Very nice! Glad to see you got it working well after all.
I'm on the Tesla Coil side of the plasma speaker fence now, and things are MUCH MUCH more complex, heh. Eventually I'll have a video up. For now, I've made an audio modulator that works decently, but sound quality isn't great and volume is low. It isn't very easy to fully modulate a 1.5kW RF signal with a couple mW of audio. Current status is that I'm in the process of redesigning my SSTC driver with alternative ICs which eliminate the need for a 5V rail, and also finding a method for increasing the primary side reactance by at least double while keeping the DC resistance low. As for the actual modulator it is just a Class-D amplifier driver used as an interrupter.

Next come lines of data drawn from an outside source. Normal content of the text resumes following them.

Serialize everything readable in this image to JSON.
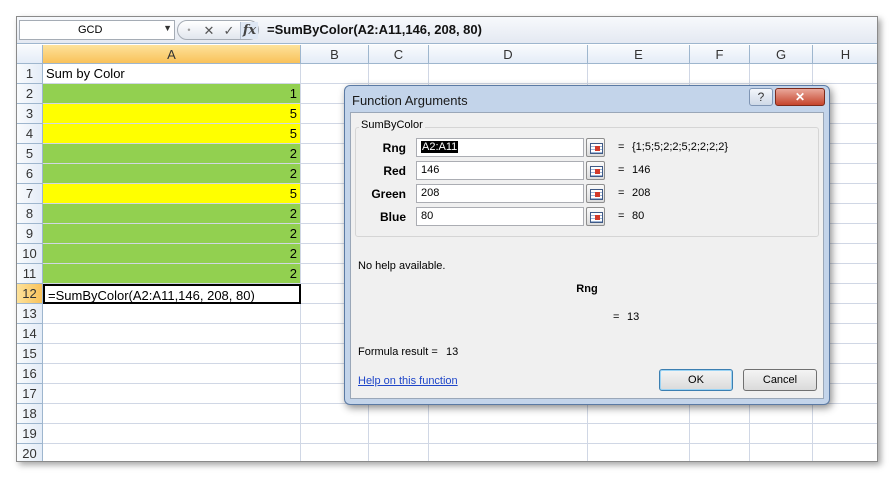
{
  "formula_bar": {
    "name_box": "GCD",
    "cancel_icon": "✕",
    "enter_icon": "✓",
    "fx_label": "fx",
    "formula": "=SumByColor(A2:A11,146, 208, 80)"
  },
  "columns": [
    "A",
    "B",
    "C",
    "D",
    "E",
    "F",
    "G",
    "H"
  ],
  "rows": [
    {
      "n": "1",
      "a": "Sum by Color",
      "fill": ""
    },
    {
      "n": "2",
      "a": "1",
      "fill": "green"
    },
    {
      "n": "3",
      "a": "5",
      "fill": "yellow"
    },
    {
      "n": "4",
      "a": "5",
      "fill": "yellow"
    },
    {
      "n": "5",
      "a": "2",
      "fill": "green"
    },
    {
      "n": "6",
      "a": "2",
      "fill": "green"
    },
    {
      "n": "7",
      "a": "5",
      "fill": "yellow"
    },
    {
      "n": "8",
      "a": "2",
      "fill": "green"
    },
    {
      "n": "9",
      "a": "2",
      "fill": "green"
    },
    {
      "n": "10",
      "a": "2",
      "fill": "green"
    },
    {
      "n": "11",
      "a": "2",
      "fill": "green"
    },
    {
      "n": "12",
      "a": "=SumByColor(A2:A11,146, 208, 80)",
      "fill": "active"
    },
    {
      "n": "13",
      "a": "",
      "fill": ""
    },
    {
      "n": "14",
      "a": "",
      "fill": ""
    },
    {
      "n": "15",
      "a": "",
      "fill": ""
    },
    {
      "n": "16",
      "a": "",
      "fill": ""
    },
    {
      "n": "17",
      "a": "",
      "fill": ""
    },
    {
      "n": "18",
      "a": "",
      "fill": ""
    },
    {
      "n": "19",
      "a": "",
      "fill": ""
    },
    {
      "n": "20",
      "a": "",
      "fill": ""
    }
  ],
  "colors": {
    "green": "#92d050",
    "yellow": "#ffff00"
  },
  "dialog": {
    "title": "Function Arguments",
    "help_button": "?",
    "close_button": "✕",
    "function_name": "SumByColor",
    "args": [
      {
        "label": "Rng",
        "value": "A2:A11",
        "result": "{1;5;5;2;2;5;2;2;2;2}"
      },
      {
        "label": "Red",
        "value": "146",
        "result": "146"
      },
      {
        "label": "Green",
        "value": "208",
        "result": "208"
      },
      {
        "label": "Blue",
        "value": "80",
        "result": "80"
      }
    ],
    "equals": "=",
    "total_result": "13",
    "no_help": "No help available.",
    "arg_description": "Rng",
    "formula_result_label": "Formula result =",
    "formula_result_value": "13",
    "help_link": "Help on this function",
    "ok_label": "OK",
    "cancel_label": "Cancel"
  }
}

Basically this is how my TC modulator works:
TC Driver: a schmitt trigger receives the E-field from the secondary and squares up the waveform which is then fed in to a UCC gate drive chip pair which then drives the half/full bridge which powers the primary. This way the primary is always driven at the resonant frequency of the secondary.

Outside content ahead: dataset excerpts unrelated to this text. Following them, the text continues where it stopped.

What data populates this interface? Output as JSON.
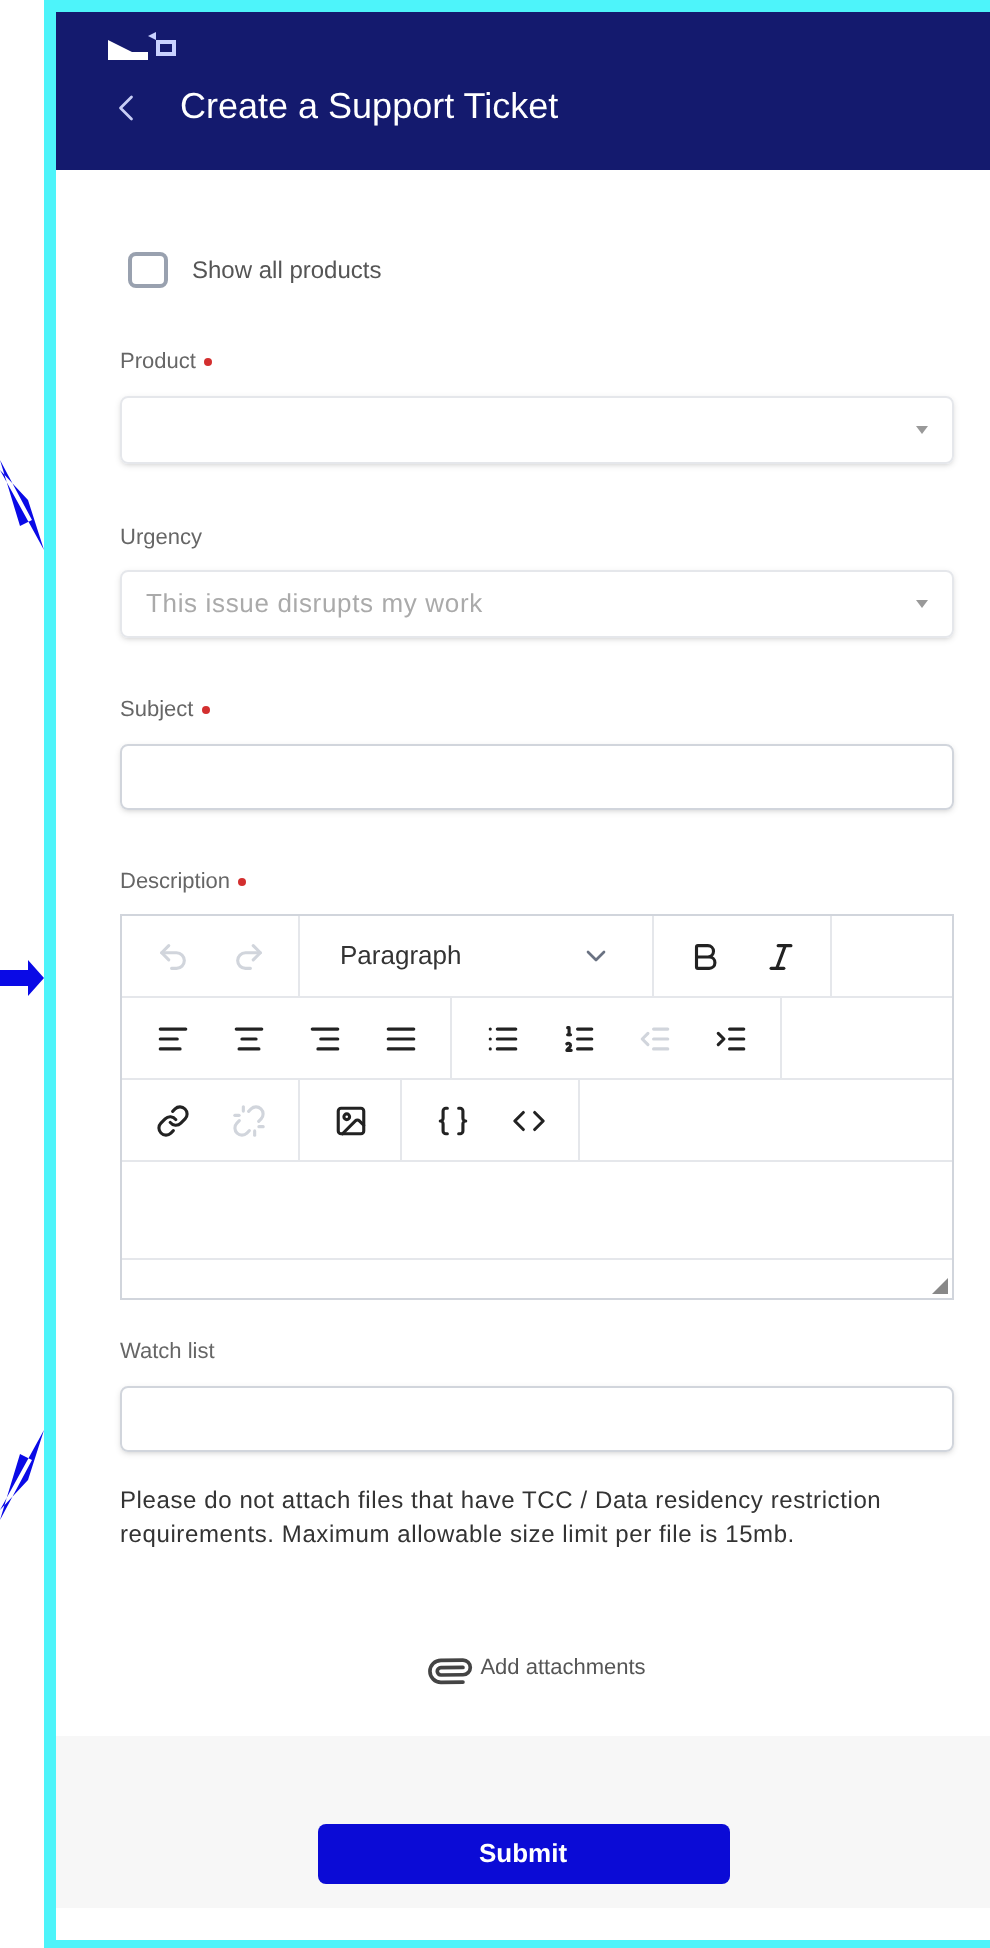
{
  "header": {
    "title": "Create a Support Ticket"
  },
  "show_all_products": {
    "label": "Show all products",
    "checked": false
  },
  "fields": [
    {
      "kind": "select",
      "label": "Product",
      "required": true
    },
    {
      "kind": "select",
      "label": "Urgency",
      "required": false,
      "value": "This issue disrupts my work"
    },
    {
      "kind": "text",
      "label": "Subject",
      "required": true
    },
    {
      "kind": "editor",
      "label": "Description",
      "required": true
    },
    {
      "kind": "text",
      "label": "Watch list",
      "required": false
    }
  ],
  "editor": {
    "toolbar": [
      [
        [
          {
            "kind": "undo",
            "disabled": true
          },
          {
            "kind": "redo",
            "disabled": true
          }
        ],
        [
          {
            "kind": "format",
            "label": "Paragraph",
            "disabled": false
          }
        ],
        [
          {
            "kind": "bold",
            "disabled": false
          },
          {
            "kind": "italic",
            "disabled": false
          }
        ]
      ],
      [
        [
          {
            "kind": "align-left",
            "disabled": false
          },
          {
            "kind": "align-center",
            "disabled": false
          },
          {
            "kind": "align-right",
            "disabled": false
          },
          {
            "kind": "align-justify",
            "disabled": false
          }
        ],
        [
          {
            "kind": "bullet-list",
            "disabled": false
          },
          {
            "kind": "numbered-list",
            "disabled": false
          },
          {
            "kind": "outdent",
            "disabled": true
          },
          {
            "kind": "indent",
            "disabled": false
          }
        ]
      ],
      [
        [
          {
            "kind": "link",
            "disabled": false
          },
          {
            "kind": "unlink",
            "disabled": true
          }
        ],
        [
          {
            "kind": "image",
            "disabled": false
          }
        ],
        [
          {
            "kind": "braces",
            "disabled": false
          },
          {
            "kind": "code",
            "disabled": false
          }
        ]
      ]
    ]
  },
  "note": "Please do not attach files that have TCC / Data residency restriction requirements. Maximum allowable size limit per file is 15mb.",
  "attach": {
    "label": "Add attachments"
  },
  "submit": {
    "label": "Submit"
  }
}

The audio modulator: is a SG3525 which varies the pulse width of the TTL signal applied to the enable pins of the gate drive chips which turns them on and off. Unfortunately you have to set a pulse frequency for the SG3525 that is <400KHz and it just varies the pulse width with the frequency staying locked at whatever value is set by RC components. The problem is that pulse frequency modulation is the optimal method of modulating a Tesla Coil, and not Pulse Width Modulation. If you could set pulse frequency to that of the audio frequency and lock pulse width at a desired value you would have a truly perfect Tesla Coil audio modulator giving you high fidelity and variable volume (pulse width) control. With PWM modulation the volume of the audio output is locked as the average power produced by the average pulse width, which is quite low.